Jakarta, Pemerintah Indonesia tengah mengkaji pembangunan industri mobil nasional sebagai bagian dari upaya mendorong kemandirian di sektor otomotif. Beberapa pabrikan otomotif telah menyatakan minatnya untuk berkontribusi dalam pengembangan mobil nasional, termasuk kendaraan listrik.
Dukungan Pabrikan untuk Mobil Nasional
Menteri Perindustrian, Agus Gumiwang Kartasasmita, mengungkapkan bahwa sudah ada sejumlah manufaktur yang siap mengembangkan mobil nasional berbasis listrik. Dalam pertemuan di ajang Indonesia International Motor Show (IIMS) 2025, ia menyatakan telah menerima konsep pengembangan mobil nasional dari salah satu pabrikan.
“Mobil nasional sekarang sedang kita bahas bersama pabrikan. Bahkan, tadi ada sebuah pabrikan yang sudah menyampaikan konsep kepada saya. Saya sedang menunggu untuk mengundang mereka secara resmi, dan sudah ada beberapa grup yang menyatakan kesiapannya,” ujar Agus di JIExpo, Kemayoran, Jakarta, Kamis (13/2).
Salah satu perusahaan yang menunjukkan ketertarikan adalah Polytron, anak usaha dari grup Djarum yang selama ini dikenal sebagai produsen elektronik.

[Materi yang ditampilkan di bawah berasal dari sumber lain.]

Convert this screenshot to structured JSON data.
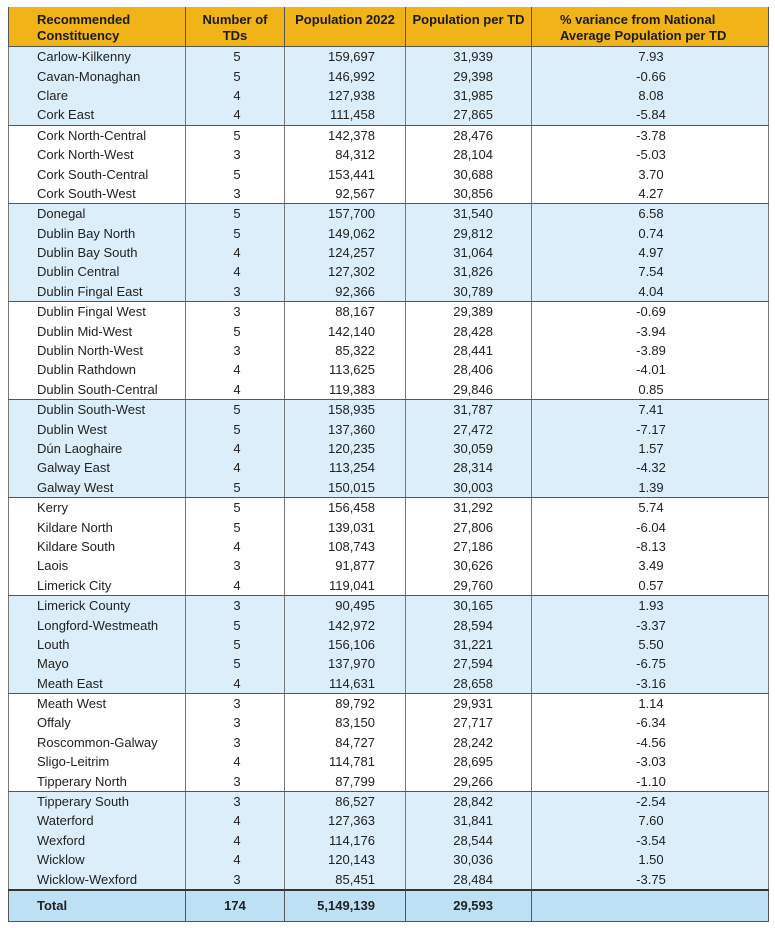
{
  "header": {
    "constituency": "Recommended Constituency",
    "tds": "Number of TDs",
    "population": "Population 2022",
    "per_td": "Population per TD",
    "variance": "% variance from National Average Population per TD"
  },
  "groups": [
    {
      "shade": "blue",
      "rows": [
        [
          "Carlow-Kilkenny",
          "5",
          "159,697",
          "31,939",
          "7.93"
        ],
        [
          "Cavan-Monaghan",
          "5",
          "146,992",
          "29,398",
          "-0.66"
        ],
        [
          "Clare",
          "4",
          "127,938",
          "31,985",
          "8.08"
        ],
        [
          "Cork East",
          "4",
          "111,458",
          "27,865",
          "-5.84"
        ]
      ]
    },
    {
      "shade": "white",
      "rows": [
        [
          "Cork North-Central",
          "5",
          "142,378",
          "28,476",
          "-3.78"
        ],
        [
          "Cork North-West",
          "3",
          "84,312",
          "28,104",
          "-5.03"
        ],
        [
          "Cork South-Central",
          "5",
          "153,441",
          "30,688",
          "3.70"
        ],
        [
          "Cork South-West",
          "3",
          "92,567",
          "30,856",
          "4.27"
        ]
      ]
    },
    {
      "shade": "blue",
      "rows": [
        [
          "Donegal",
          "5",
          "157,700",
          "31,540",
          "6.58"
        ],
        [
          "Dublin Bay North",
          "5",
          "149,062",
          "29,812",
          "0.74"
        ],
        [
          "Dublin Bay South",
          "4",
          "124,257",
          "31,064",
          "4.97"
        ],
        [
          "Dublin Central",
          "4",
          "127,302",
          "31,826",
          "7.54"
        ],
        [
          "Dublin Fingal East",
          "3",
          "92,366",
          "30,789",
          "4.04"
        ]
      ]
    },
    {
      "shade": "white",
      "rows": [
        [
          "Dublin Fingal West",
          "3",
          "88,167",
          "29,389",
          "-0.69"
        ],
        [
          "Dublin Mid-West",
          "5",
          "142,140",
          "28,428",
          "-3.94"
        ],
        [
          "Dublin North-West",
          "3",
          "85,322",
          "28,441",
          "-3.89"
        ],
        [
          "Dublin Rathdown",
          "4",
          "113,625",
          "28,406",
          "-4.01"
        ],
        [
          "Dublin South-Central",
          "4",
          "119,383",
          "29,846",
          "0.85"
        ]
      ]
    },
    {
      "shade": "blue",
      "rows": [
        [
          "Dublin South-West",
          "5",
          "158,935",
          "31,787",
          "7.41"
        ],
        [
          "Dublin West",
          "5",
          "137,360",
          "27,472",
          "-7.17"
        ],
        [
          "Dún Laoghaire",
          "4",
          "120,235",
          "30,059",
          "1.57"
        ],
        [
          "Galway East",
          "4",
          "113,254",
          "28,314",
          "-4.32"
        ],
        [
          "Galway West",
          "5",
          "150,015",
          "30,003",
          "1.39"
        ]
      ]
    },
    {
      "shade": "white",
      "rows": [
        [
          "Kerry",
          "5",
          "156,458",
          "31,292",
          "5.74"
        ],
        [
          "Kildare North",
          "5",
          "139,031",
          "27,806",
          "-6.04"
        ],
        [
          "Kildare South",
          "4",
          "108,743",
          "27,186",
          "-8.13"
        ],
        [
          "Laois",
          "3",
          "91,877",
          "30,626",
          "3.49"
        ],
        [
          "Limerick City",
          "4",
          "119,041",
          "29,760",
          "0.57"
        ]
      ]
    },
    {
      "shade": "blue",
      "rows": [
        [
          "Limerick County",
          "3",
          "90,495",
          "30,165",
          "1.93"
        ],
        [
          "Longford-Westmeath",
          "5",
          "142,972",
          "28,594",
          "-3.37"
        ],
        [
          "Louth",
          "5",
          "156,106",
          "31,221",
          "5.50"
        ],
        [
          "Mayo",
          "5",
          "137,970",
          "27,594",
          "-6.75"
        ],
        [
          "Meath East",
          "4",
          "114,631",
          "28,658",
          "-3.16"
        ]
      ]
    },
    {
      "shade": "white",
      "rows": [
        [
          "Meath West",
          "3",
          "89,792",
          "29,931",
          "1.14"
        ],
        [
          "Offaly",
          "3",
          "83,150",
          "27,717",
          "-6.34"
        ],
        [
          "Roscommon-Galway",
          "3",
          "84,727",
          "28,242",
          "-4.56"
        ],
        [
          "Sligo-Leitrim",
          "4",
          "114,781",
          "28,695",
          "-3.03"
        ],
        [
          "Tipperary North",
          "3",
          "87,799",
          "29,266",
          "-1.10"
        ]
      ]
    },
    {
      "shade": "blue",
      "rows": [
        [
          "Tipperary South",
          "3",
          "86,527",
          "28,842",
          "-2.54"
        ],
        [
          "Waterford",
          "4",
          "127,363",
          "31,841",
          "7.60"
        ],
        [
          "Wexford",
          "4",
          "114,176",
          "28,544",
          "-3.54"
        ],
        [
          "Wicklow",
          "4",
          "120,143",
          "30,036",
          "1.50"
        ],
        [
          "Wicklow-Wexford",
          "3",
          "85,451",
          "28,484",
          "-3.75"
        ]
      ]
    }
  ],
  "total": {
    "label": "Total",
    "tds": "174",
    "population": "5,149,139",
    "per_td": "29,593",
    "variance": ""
  },
  "colors": {
    "header": "#f0b318",
    "band_blue": "#dbeefa",
    "total_row": "#bde0f5"
  }
}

Dalam beberapa tahun terakhir, Polytron telah merambah industri kendaraan listrik melalui produksi dan pemasaran motor listrik.
“Polytron tadi menyampaikan bahwa mereka siap membangun mobil nasional. Namun, selain Polytron, ada beberapa grup lain yang juga berminat,” tambahnya.
Sejarah Mobil Nasional di Indonesia
Indonesia sebelumnya telah memiliki beberapa merek mobil nasional, seperti Maung yang dikembangkan oleh PT Pindad untuk kebutuhan taktis. Selain itu, ada juga merek Esemka asal Boyolali, Jawa Tengah, yang sempat menjadi perbincangan publik sebagai mobil nasional.
Namun, keberlanjutan produksi mobil nasional sering kali menghadapi berbagai tantangan, terutama dalam hal rantai pasokan dan daya saing dengan merek global. Oleh karena itu, pemerintah berupaya memperkuat regulasi dan kebijakan yang mendukung industri otomotif nasional.
Tantangan dan Peluang Mobil Nasional
Meski bertujuan untuk membangun industri mobil dalam negeri, Agus menegaskan bahwa mobil nasional tidak dapat sepenuhnya dibuat dengan komponen lokal. Hal ini disebabkan oleh ketergantungan pada rantai pasokan global yang mencakup beberapa komponen penting.
“Kita tidak bisa sepenuhnya menghindari impor. Tidak ada satu pun industri di dunia yang bisa 100 persen mandiri. Inilah yang disebut dengan global value chain. Namun, kita tetap menetapkan nilai Tingkat Komponen Dalam Negeri (TKDN) minimal,” jelas Agus.
Langkah ini sejalan dengan visi pemerintah untuk meningkatkan daya saing industri otomotif nasional sekaligus mendukung ekosistem kendaraan listrik. Dengan adanya dukungan dari berbagai pabrikan, diharapkan mobil nasional dapat menjadi produk unggulan yang tidak hanya digunakan di dalam negeri tetapi juga memiliki potensi ekspor.
Kesimpulan
Pemerintah terus mendorong realisasi industri mobil nasional dengan melibatkan berbagai pabrikan otomotif. Sejumlah perusahaan, termasuk Polytron, telah menyatakan minatnya dalam pengembangan kendaraan listrik nasional. Meskipun masih menghadapi tantangan dalam rantai pasokan, langkah ini diharapkan dapat memperkuat industri otomotif Indonesia dan menciptakan kendaraan buatan dalam negeri yang berdaya saing tinggi.